Introduction
P-glycoprotein (P-gp) mediated transport across the blood-brain barrier (BBB) may play an important role in several neurological disorders. Although racemic [11C]verapamil has been used for assessing P-gp function 1 , potential difference in kinetics between both isomers dictates the use of an optically pure tracer for quantitative studies. Verapamil can be metabolised through N-demethylation and N-dealkylation, with labelled metabolites amounting to ∼70% of total plasma activity one hour p.i. in rats 2 . N-dealkylated metabolites, which have high lipophilicity and are similar to verapamil itself, probably undergo rapid brain uptake and, unlike N-demethylated metabolites, probably also show affinity for P-gp. The aim of the present work was to study the kinetics of (R)-[11C]verapamil in humans and to develop a pharmacokinetic model for the analysis of P-gp mediated transport of (R)-[11C]verapamil, incorporating the contribution of its radioactive metabolites.
Methods
Dynamic PET scans (60 minutes) were acquired in ten healthy volunteers (mean age 43, range 21–68) following intravenous injection of ∼370 MBq (R)-[11C]verapamil. Six volunteers were scanned twice on the same day for test-retest analysis. During the scan arterial blood was monitored continuously and additional samples were taken for metabolite analysis. Total plasma, parent verapamil, HPLC (N-dealkylation) metabolite and polar (N-demethylation) metabolite input curves were determined. PET images were segmented based on co-registered MRI data. Whole brain grey matter data were analysed with various reversible one or two tissue compartment models, with separate metabolite compartments, assuming that either only verapamil or verapamil and any combination of metabolites cross the BBB, and using Logan analysis with a single input function either corrected or not corrected for one or both of the metabolites.
Results
Metabolites due to N-dealkylation and N-demethylation each represented 20 to 30% of total plasma radioactivity at 1 h p.i.
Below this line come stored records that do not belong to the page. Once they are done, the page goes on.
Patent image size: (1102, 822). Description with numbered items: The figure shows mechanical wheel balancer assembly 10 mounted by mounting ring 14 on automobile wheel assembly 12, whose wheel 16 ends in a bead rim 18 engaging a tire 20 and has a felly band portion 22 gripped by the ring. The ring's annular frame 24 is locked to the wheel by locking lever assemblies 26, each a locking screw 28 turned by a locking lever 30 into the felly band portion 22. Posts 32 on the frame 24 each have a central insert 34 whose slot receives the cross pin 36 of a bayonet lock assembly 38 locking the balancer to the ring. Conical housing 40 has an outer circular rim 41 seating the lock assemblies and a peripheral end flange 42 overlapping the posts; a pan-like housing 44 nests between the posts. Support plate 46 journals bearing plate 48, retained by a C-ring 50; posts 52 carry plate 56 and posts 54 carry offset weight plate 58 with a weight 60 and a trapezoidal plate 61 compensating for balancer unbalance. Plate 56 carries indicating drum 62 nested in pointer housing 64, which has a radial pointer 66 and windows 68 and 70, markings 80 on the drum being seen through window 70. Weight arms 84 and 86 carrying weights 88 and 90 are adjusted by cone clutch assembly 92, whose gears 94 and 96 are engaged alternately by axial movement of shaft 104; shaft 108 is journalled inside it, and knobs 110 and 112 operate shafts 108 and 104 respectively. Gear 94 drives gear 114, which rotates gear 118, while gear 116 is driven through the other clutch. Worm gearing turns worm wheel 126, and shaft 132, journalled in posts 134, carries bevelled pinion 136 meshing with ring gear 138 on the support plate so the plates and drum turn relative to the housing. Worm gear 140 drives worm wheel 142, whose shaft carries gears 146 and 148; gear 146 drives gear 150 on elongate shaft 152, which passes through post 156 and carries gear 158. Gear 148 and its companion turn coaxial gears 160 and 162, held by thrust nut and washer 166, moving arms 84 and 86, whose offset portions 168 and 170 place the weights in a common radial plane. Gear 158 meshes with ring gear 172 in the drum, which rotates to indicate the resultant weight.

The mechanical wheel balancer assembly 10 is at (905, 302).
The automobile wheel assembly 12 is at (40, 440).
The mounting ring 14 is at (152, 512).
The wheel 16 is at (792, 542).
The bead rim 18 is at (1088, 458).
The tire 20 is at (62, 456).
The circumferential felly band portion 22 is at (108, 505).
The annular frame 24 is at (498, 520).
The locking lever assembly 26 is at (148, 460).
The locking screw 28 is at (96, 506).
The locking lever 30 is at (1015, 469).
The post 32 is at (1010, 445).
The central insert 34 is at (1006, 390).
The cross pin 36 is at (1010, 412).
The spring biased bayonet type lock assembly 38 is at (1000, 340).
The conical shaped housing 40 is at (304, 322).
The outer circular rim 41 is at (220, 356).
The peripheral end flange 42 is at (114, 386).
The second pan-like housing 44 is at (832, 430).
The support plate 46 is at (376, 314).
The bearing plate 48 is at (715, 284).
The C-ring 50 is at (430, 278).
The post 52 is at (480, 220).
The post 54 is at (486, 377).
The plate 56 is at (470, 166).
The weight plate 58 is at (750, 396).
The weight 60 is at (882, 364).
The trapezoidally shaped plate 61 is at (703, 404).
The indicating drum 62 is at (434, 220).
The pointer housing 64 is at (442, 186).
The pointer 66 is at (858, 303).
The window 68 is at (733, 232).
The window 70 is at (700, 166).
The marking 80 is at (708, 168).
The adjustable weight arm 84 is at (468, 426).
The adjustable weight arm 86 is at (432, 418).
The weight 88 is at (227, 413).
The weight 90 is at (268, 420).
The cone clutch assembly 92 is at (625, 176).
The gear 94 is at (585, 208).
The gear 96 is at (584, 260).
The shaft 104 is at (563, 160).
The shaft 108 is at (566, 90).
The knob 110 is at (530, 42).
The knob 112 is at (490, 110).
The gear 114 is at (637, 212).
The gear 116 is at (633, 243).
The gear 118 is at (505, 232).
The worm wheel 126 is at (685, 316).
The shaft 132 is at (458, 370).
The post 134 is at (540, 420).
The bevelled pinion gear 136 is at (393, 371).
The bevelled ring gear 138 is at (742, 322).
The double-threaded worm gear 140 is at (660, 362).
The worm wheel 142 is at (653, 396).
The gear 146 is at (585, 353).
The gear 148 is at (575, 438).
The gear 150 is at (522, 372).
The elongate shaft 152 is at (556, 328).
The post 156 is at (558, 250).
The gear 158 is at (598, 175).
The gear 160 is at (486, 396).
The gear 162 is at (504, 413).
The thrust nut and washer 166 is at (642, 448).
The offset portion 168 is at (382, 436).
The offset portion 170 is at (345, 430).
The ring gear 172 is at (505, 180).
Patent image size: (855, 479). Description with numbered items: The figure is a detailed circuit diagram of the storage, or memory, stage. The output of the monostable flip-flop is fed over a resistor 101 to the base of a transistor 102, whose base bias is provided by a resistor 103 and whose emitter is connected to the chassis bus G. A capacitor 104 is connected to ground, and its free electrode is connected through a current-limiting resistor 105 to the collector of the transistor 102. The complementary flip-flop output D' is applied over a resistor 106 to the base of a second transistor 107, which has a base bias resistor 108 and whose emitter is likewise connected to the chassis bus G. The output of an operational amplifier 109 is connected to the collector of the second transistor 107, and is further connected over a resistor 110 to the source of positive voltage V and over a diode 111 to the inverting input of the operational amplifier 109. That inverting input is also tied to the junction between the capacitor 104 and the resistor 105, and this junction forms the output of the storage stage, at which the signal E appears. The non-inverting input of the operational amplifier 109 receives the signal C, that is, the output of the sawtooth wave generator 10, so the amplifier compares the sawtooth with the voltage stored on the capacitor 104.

Fit results are given in the table 1. Most models fitted the data well and the Akaike criterion did not point to a definite ‘best’ model, with differences in optimal model between subjects. The lowest mean test-retest variability (2.9 %) was found for a single tissue model without any metabolite correction. There was good agreement between the results of the Logan analysis and those of the corresponding compartment models.
V = verapami
M1 = N-dealkylation metabolites (HPLC)
M2 = N-demethylation metabolites (polar fraction)
xT = number of tissure compartments
Conclusion
Based on rat data, metabolites of (R)-[11C]verapamil are likely to cross the BBB. However, a compartment model including separate metabolite compartments leads to high test-retest variability. This is probably due to the statistical uncertainty of the parent fraction and HPLC metabolite data, as well as the increased number of model parameters. Assuming similar kinetics for (R)-[11C] verapamil and HPLC metabolites, a one input, one tissue model with correction for polar metabolites only leads to a good compromise between fit quality and test-retest variability. Further studies into the kinetics of the radioactive metabolites of (R)-[11C]verapamil are necessary to define the biologically most correct model.